Laureata e specializzata in Storia dell’arte, consegue l’abilitazione per l’insegnamento in Storia dell’arte e sul sostegno con una tesi sull’accessibilità dei luoghi d’arte. Si forma come pittrice per poi dedicarsi alla fotografia. Tra le maggiori esposizioni ricordiamo: Artista internazionale ha esposto le sue opere fotografiche presso prestigiose sedi europee.

Ricordiamo le mostre presso: la Camera di commercio di Napoli., la Galleria Baccina 66 di Roma, il Museo Nazionale degli Champs Elysees di Parigi (2012), il Museo C. Barbella di Chieti, la X edizione della Biennale di Roma, vincitrice con l’opera Can you read my mind (2014), la Galleria Mona Lisa a Parigi (2016), la Galleria Pinna di Berlino e la Galleria di Rue de la Regence au Sablon di Bruxelles (2017). l’Harmattan Art et Culture di Parigi (2019), La Méditerranè ecologique di Parigi (2020).

 

L’OPERA: AUTORITRATTO. VENT’ANNI

Lasciamo la presentazione la presentazione dell’opera alla stessa artista.

“Questa fotografia, come quasi tutta la mia produzione fotografica concettuale si basa sul principio del one-shot.
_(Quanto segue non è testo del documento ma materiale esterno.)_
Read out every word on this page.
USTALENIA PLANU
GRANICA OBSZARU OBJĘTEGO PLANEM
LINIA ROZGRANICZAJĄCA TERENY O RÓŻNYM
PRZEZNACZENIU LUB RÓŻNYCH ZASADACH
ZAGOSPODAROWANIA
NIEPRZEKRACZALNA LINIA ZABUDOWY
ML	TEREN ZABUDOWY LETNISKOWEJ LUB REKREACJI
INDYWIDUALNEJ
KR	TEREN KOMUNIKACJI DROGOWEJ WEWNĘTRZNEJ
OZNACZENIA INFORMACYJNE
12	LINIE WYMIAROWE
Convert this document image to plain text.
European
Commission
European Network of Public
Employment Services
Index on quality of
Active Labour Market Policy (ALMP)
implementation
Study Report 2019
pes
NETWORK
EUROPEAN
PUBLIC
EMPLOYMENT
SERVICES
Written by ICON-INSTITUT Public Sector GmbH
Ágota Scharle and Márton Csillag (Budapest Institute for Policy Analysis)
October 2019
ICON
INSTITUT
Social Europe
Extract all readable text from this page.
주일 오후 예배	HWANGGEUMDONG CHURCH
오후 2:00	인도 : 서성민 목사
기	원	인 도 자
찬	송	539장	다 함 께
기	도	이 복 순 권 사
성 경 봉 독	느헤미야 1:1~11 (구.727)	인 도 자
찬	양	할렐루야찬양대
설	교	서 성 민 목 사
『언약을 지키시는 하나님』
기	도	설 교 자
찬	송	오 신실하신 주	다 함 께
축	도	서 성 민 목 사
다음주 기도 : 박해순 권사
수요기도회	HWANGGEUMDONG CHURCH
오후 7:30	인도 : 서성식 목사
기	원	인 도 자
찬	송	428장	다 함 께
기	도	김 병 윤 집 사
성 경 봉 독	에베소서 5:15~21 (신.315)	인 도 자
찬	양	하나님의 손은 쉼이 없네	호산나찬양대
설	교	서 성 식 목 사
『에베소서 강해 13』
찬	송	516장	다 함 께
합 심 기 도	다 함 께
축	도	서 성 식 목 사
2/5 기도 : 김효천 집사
Un unico scatto, decisivo che viene preceduto da un lungo lavoro di selezione, preparazione e posizionamento degli oggetti. Un solo scatto perché ciò che conta non è cercare la luce giusta, le linee perfette, né tantomeno la valenza estetica del soggetto raffigurato, bensì il messaggio espresso attraverso le immagini, messaggio che viene affidato esclusivamente agli oggetti. La scelta di rappresentare l’uomo non rappresentandolo, mostrando le sue virtù, le sue ansie e le sue contraddizioni attraverso gli oggetti parte da una consapevolezza: gli oggetti non possiedono un’anima, ma finiscono per assorbire quella di colui che li possiede. Gli oggetti parlano di noi, ci raccontano.

La cura che ognuno di noi mette nello scegliere e far proprio un oggetto piuttosto che un altro, il modo in cui lo utilizziamo, lo posizioniamo, la frequenza con cui li utilizziamo, il senso di calma o sicurezza che ci trasmette avere con noi quell’oggetto in momenti particolari della nostra vita, fa sì che essi smettano di essere semplici oggetti inanimati e diventino oggetti di senso, portatori di significato, custodi di ricordi. Ed ecco allora che le scarpe di un padre tanto amato possono diventare le radici ideologiche da cui è partita l’evoluzione della persona; la sedia su cui sedeva una nonna per raccontare le favole alla sua nipotina diventa l’aspirazione di quella bambina ormai donna di far propria quella saggezza e quel pragmatismo misto a creatività che ha respirato, crescendo, tra le mura di casa; il cappello acquistato coi soldi del primo stipendio diviene la vetta raggiunta, lo scrigno che contiene e protegge il più grande dei tesori: la mente; il pavimento pieno di crepe diventa l’imprevedibilità della vita, ma anche l’instabilità dei vent’anni, l’alternanza perenne dei contrari che uccide e allo stesso tempo rende vivi, che scoraggia e allo stesso tempo anima passioni, sogni e speranze; la parete bianca può divenire il vuoto con cui ognuno, prima o poi, si trova a dover fare i conti; ma anche la paura di un inizio o dell’indagare realmente se stessi per scoprirsi diversi da ciò che si credeva. Non esiste una interpretazione univoca. È questa la forza degli oggetti. Tutto può rappresentare tutto perché ognuno utilizza a proprio modo gli oggetti (o addirittura non li utilizza), ognuno gli affibbia un significato diverso, ognuno lo riempie del potere magico di cui ha bisogno”.